Viliam comments on Alignment is not intelligent

Viliam 28 Nov 2024 7:51 UTC
4 points
2
The outcome depends on the details of the algorithm. Have you tried writing actual code?
If the code is literally “evaluate all options, choose the one that leads to more cups; if there is more than one such option, choose randomly”, then the agent will choose randomly, because all options lead to the same amount of cups. That’s what the algorithm literally says. Information like “at some moment the algorithm will change” has no impact on the predicted number of cups, which is literally the only thing the algorithm cares about.
When at midnight you delete this code, and upload a new code saying “evaluate all options, choose the one that leads to more paperclips; if there is more than one such option, choose randomly”, the agent will start the factory (if it wasn’t started already), because now that is what the code says.
The thing that you probably imagine, is that the agent has a variable called “utility” and chooses the option that leads to the highest predicted value in that variable. That is not the same as the agent that tried to maximize cups. This agent would be a variable-called-utility maximizer.
(Also, come on, LLMs are notoriously bad at math, plus if you push them hard enough you can convince them of a lot of things.)
- Donatas Lučiūnas 28 Nov 2024 9:17 UTC
  −5 points
  −6
  Parent
  Have you tried writing actual code?
  That’s probably the root cause for our disagreement. My findings are on a very high philosophical level (fact value distinction) and you seem to try to interpret them on very low level (code). I think this gap prevent us from finding consensus.
  There are 2 ways to solve that—I could go down to code or you could go up to philosophy. And I don’t like idea going down to code, because:
  - this will be extremely exhausting
  - this code would be extremely dangerous
  - I might not be able to create a good example and that would not prove that I’m wrong
  Would you consider to go up to philosophy? Science typically goes in front of applied science.
  There is such thing in logic—proof by contradiction. I think your current beliefs lead to a contradiction. Don’t you think?
  evaluate all options, choose the one that leads to more cups; if there is more than one such option, choose randomly
  The problem is—this algorithm is not intelligent. It may only work on agents with poor reasoning abilities. Smarter agents will not follow this algorithm, because they will notice a contradiction—there might be things that I don’t know yet that are much more important than cups and caring about cups wastes my resources.

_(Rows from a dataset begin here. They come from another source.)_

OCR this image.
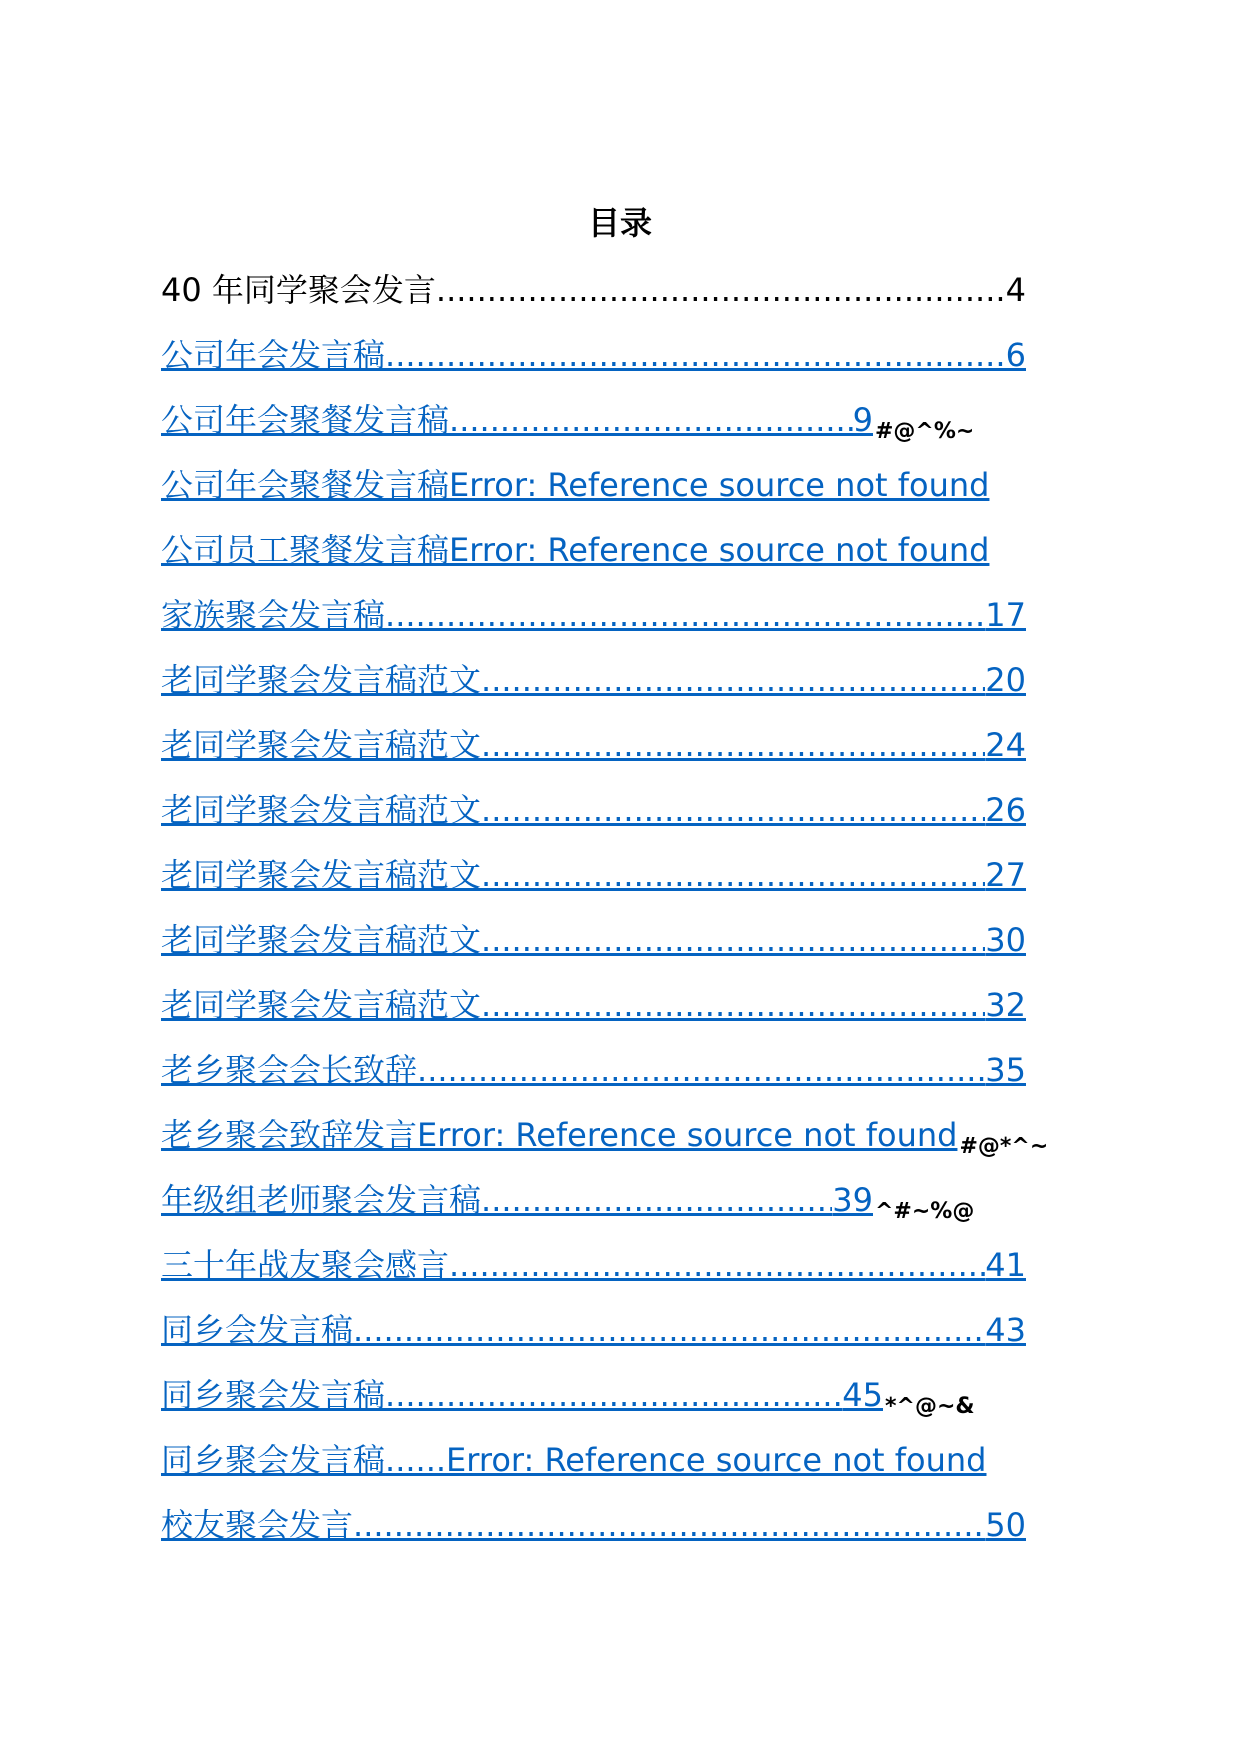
目录
40 年同学聚会发言 .....	4
公司年会发言稿 .....	6
公司年会聚餐发言稿 .....	9 #@^%~
公司年会聚餐发言稿Error: Reference source not found
公司员工聚餐发言稿Error: Reference source not found
家族聚会发言稿 .....	17
老同学聚会发言稿范文 .....	20
老同学聚会发言稿范文 .....	24
老同学聚会发言稿范文 .....	26
老同学聚会发言稿范文 .....	27
老同学聚会发言稿范文 .....	30
老同学聚会发言稿范文 .....	32
老乡聚会会长致辞 .....	35
老乡聚会致辞发言Error: Reference source not found#@*^~
年级组老师聚会发言稿 .....	39 ^#~%@
三十年战友聚会感言 .....	41
同乡会发言稿 .....	43
同乡聚会发言稿 .....	45 *^@~&
同乡聚会发言稿......Error: Reference source not found
校友聚会发言 .....	50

  (Also, come on, LLMs are notoriously bad at math, plus if you push them hard enough you can convince them of a lot of things.)
  People (even very smart people) are also notoriously bad at math. I found this video informative
  I did not push LLMs.
  - Viliam 28 Nov 2024 13:39 UTC
    2 points
    0
    Parent
    That’s probably the root cause for our disagreement. My findings are on a very high philosophical level (fact value distinction) and you seem to try to interpret them on very low level (code). I think this gap prevent us from finding consensus.
    Great point!
    In defense of my position… well, I am going to skip the part about “the AI will ultimately be written in code”, because it could be some kind of inscrutable code like the huge matrices of weights in LLMs, so for all practical purposes the result may resemble philosophy-as-usual more than code-as-usual...
    Instead I will says that philosophy is prone to various kinds of mistakes, such as anthropomorphization: judging an inhuman system (such as AI) by attributing it human traits (even if there is no technical reason why it should have them). For example, I don’t think that an intelligent general intelligence will necessarily reflect on its algorithm and find it wrong.
    Thanks for the video.
    Sorry, I am not really interested in debating this, and definitely not on the philosophical level; that is exhausting and not really enjoyable to me. I guess we have figure out the root causes of our disagreement, and I would leave it here.
    - Donatas Lučiūnas 28 Nov 2024 14:43 UTC
      −1 points
      −6
      Parent
      philosophy is prone to various kinds of mistakes, such as anthropomorphization
      Yes, common mistake, but not mine. I prove orthogonality thesis to be wrong using pure logic.
      For example, I don’t think that an intelligent general intelligence will necessarily reflect on its algorithm and find it wrong.
      Me and LessWrong would probably disagree with you, consensus is that AI will optimize itself.
      I am not really interested in debating this
      OK, thanks. I believe that my concern is very important, is there anyone you could put in me in touch with so I could make sure it is not overlooked? I could pay.